IN WITNESS WHEREOF, this Agreement has been duly executed by
the parties hereto by their respective officers or other representatives
thereunto duly authorized as of the date first set forth above.
AURA SYSTEMS, INC.
By:______________________________
Name:
Title:
Xxxxxx, INC.
By:______________________________
Name:
Title:
[ORIGINAL HOLDERS]
By:______________________________
Name:
Title:
Address:
Facsimile No.:
Exhibit A
XXXXXX, INC.
COMPLIANCE CERTIFICATE
TO: The Holders
Pursuant to the Parent Company Agreement, dated as of
November 30, 1998, by and among XxxXxx, Inc. (the "Company"), Aura Systems, Inc.

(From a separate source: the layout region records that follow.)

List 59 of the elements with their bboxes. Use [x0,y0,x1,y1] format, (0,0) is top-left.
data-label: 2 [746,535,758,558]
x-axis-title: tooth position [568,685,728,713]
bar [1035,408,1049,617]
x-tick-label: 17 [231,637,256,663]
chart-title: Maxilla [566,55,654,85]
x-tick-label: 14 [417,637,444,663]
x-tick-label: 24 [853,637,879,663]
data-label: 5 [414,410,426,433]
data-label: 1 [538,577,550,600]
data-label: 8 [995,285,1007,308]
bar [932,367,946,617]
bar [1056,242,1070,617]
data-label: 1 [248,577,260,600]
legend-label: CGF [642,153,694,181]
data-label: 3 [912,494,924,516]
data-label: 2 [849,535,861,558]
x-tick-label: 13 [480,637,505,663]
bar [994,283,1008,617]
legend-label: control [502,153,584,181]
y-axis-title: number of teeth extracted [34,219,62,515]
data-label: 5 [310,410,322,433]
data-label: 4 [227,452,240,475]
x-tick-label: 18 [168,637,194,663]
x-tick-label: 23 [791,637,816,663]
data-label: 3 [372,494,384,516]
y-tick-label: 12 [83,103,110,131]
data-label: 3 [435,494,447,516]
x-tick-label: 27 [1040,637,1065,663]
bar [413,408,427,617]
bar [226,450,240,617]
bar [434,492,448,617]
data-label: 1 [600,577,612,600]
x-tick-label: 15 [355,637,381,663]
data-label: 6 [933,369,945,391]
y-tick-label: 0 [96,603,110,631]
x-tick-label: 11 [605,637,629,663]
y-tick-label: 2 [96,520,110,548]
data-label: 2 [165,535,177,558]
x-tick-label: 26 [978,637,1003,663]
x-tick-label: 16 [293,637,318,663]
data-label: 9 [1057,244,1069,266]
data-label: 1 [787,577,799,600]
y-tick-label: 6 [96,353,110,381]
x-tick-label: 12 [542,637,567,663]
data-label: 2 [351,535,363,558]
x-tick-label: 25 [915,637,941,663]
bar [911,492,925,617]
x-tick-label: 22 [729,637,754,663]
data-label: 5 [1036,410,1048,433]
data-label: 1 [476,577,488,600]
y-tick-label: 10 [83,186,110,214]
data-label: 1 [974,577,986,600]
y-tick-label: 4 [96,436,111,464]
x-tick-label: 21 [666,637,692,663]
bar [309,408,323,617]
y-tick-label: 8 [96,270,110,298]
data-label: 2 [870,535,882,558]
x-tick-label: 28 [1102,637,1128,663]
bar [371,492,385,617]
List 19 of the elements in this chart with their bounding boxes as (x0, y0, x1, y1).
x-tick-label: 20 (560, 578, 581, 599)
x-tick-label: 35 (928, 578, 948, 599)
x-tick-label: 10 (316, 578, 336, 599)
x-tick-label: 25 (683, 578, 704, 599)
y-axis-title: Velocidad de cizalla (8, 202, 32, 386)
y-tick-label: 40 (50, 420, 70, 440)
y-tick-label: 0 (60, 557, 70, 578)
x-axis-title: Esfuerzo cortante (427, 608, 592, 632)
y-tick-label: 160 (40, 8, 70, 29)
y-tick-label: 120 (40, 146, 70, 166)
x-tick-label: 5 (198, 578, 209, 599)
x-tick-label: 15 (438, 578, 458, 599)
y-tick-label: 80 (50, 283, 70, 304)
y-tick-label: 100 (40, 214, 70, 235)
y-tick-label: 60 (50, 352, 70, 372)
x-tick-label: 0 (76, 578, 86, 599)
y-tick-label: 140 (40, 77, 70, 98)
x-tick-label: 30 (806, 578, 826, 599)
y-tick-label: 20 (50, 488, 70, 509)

("Aura") and the holders of Common Shares named therein (the "Agreement"; all
capitalized terms used herein without definition have the meanings given to them
in the Agreement), the undersigned Chief Executive Officer or Chief Financial
Officer of the Company hereby certifies as follows:
(1) As of the last day of the month of __________ (the "Designated
Month"), _____ [INSERT YEAR], the aggregate amount of outstanding Company
Obligations is $____________;
(2) During the Designated Month, the Company paid a total of
$__________ of Company Obligations; and
(3) The Company is in compliance with its obligations under Section 2
of the Agreement and knows of no reason why it will not be in compliance with
Section 2 for the month following the Designated Month.